Le groupe de travail de la HAS, présidé par le professeur René Dauman, ORL au CHU de Bordeaux, préconise tout d'abord de proposer un programme d'intervention précoce à tout enfant sourd et à sa famille et ce, avant l'âge de un an. Une recommandation qui intervient alors que le dépistage néonatal systématique n'est pas encore mis en place en France et où les situations sont très hétérogènes selon les régions et les maternités. Pour l'heure, on estime qu'à peine 40 % des nouveau-nés sont dépistés. Le diagnostic reste souvent tardif. "On découvre encore trop de surdités profondes vers l'âge de 2 – 3 ans", rappelle le professeur René Dauman.

 

Approches audiophonatoire et visiogestuelle

Autre recommandation de la HAS : adapter ce programme aux besoins particuliers de l'enfant et au projet éducatif choisi par ses parents.
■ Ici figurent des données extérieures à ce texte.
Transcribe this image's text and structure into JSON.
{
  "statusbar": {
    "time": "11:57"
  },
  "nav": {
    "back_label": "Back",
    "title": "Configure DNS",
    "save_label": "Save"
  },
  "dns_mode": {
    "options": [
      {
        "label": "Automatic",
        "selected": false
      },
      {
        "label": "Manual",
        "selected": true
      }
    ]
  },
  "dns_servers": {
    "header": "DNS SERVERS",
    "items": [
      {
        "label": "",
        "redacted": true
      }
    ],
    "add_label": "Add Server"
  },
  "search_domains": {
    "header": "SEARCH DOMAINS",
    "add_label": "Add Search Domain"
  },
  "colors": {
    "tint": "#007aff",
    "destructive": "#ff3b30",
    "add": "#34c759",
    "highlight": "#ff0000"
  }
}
En effet, il existe deux types d'approches, audiophonatoire d'une part, visiogestuelle d'autre part, qui se distinguent fondamentalement sur le fait de stimuler ou non la voie auditive. "Nos recommandations s'inscrivent dans un contexte historique important, au moment où en France est réintroduite « la liberté de choix pour le jeune enfant sourd entre une communication bilingue, langue des signes et langue française, et une communication en langue française » comme l'a réaffirmé la loi du 11 février 2005 et ce, après 100 ans d'interdiction de la LSF, explique Joëlle André-Vert, chef de projet, service des bonnes pratiques professionnelles de la HAS. En l'état actuel des connaissances et en l'absence de consensus entre les acteurs, il n'est pas possible, pour les enfants ayant un seuil auditif > 70 dB HL, de recommander un type de programme d'intervention précoce plutôt qu'un autre. C'est pourquoi notre groupe de travail a fait le choix de décrire ce qui est recommandé pour chacune des approches possibles."

 

Une information neutre et pluraliste

La HAS s'est penchée sur l'information à donner aux parents dans leur choix de projet éducatif pour leur enfant. "Cette information doit être la plus neutre et la plus pluraliste possible, a insisté le professeur René Dauman. Les parents d'enfants sourds sont confrontés tôt à des choix précoces mais qui ne doivent pas représenter un obstacle à une présentation des différentes options. Il faut donner aux parents les éléments du choix pour qu'il y ait choix véritable. Et il ne faut pas qu'ils soient reflets des convictions personnelles des professionnels. Une idée-force est qu'il y a grand intérêt à faire naître une communication bilingue chez l'enfant sourd profond avant implantation cochléaire. On le prépare ainsi à recevoir et interprêter les informations qu'il recevra avec l'implant cochléaire." L'accompagnement des familles doit être adapté au cas par cas et nécessite l'intervention de nombreux professionnels et du réseau social, amis et associations. La HAS rappelle que pour permettre aux parents de choisir de manière éclairée leur projet éducatif, il est essentiel de transmettre que "le niveau de langue obtenu en langue parlée ou en langue des signes dépend principalement de la langue qui sera utilisée au domicile avec l'enfant, du degré de surdité et de la présence ou non de troubles associés à la surdité". La HAS recommande également de tenir compte des délais liés à la période critique de développement du langage, qui existent quelle que soit la langue proposée : "La stimulation et l'éducation auditive proposée avant les deux ans de l'enfant permet d'atteindre un niveau de langue parlée meilleur que si l'appareillage est mis après deux ans. Par ailleurs, si la langue parlée n'est pas acquise, proposer la LFS avant cinq ans permet d'atteindre un niveau de langue écrite et un niveau de langue des signes meilleurs que si la LSF est proposée après cinq ans."

 

Enfin, la HAS s'est également penchée sur la prévention des troubles psychiques et relationnels de l'enfant sourd et à l'identification des lieux d'accueil et d'accompagnement des familles et de suivi des enfants sourds, rappelant que là encore règne une grande hétérogénéité des situations selon les régions et qu'il n'existe encore aucun recensement national de ces structures.


Crédit photo : L.A.-K.

L.A.-K.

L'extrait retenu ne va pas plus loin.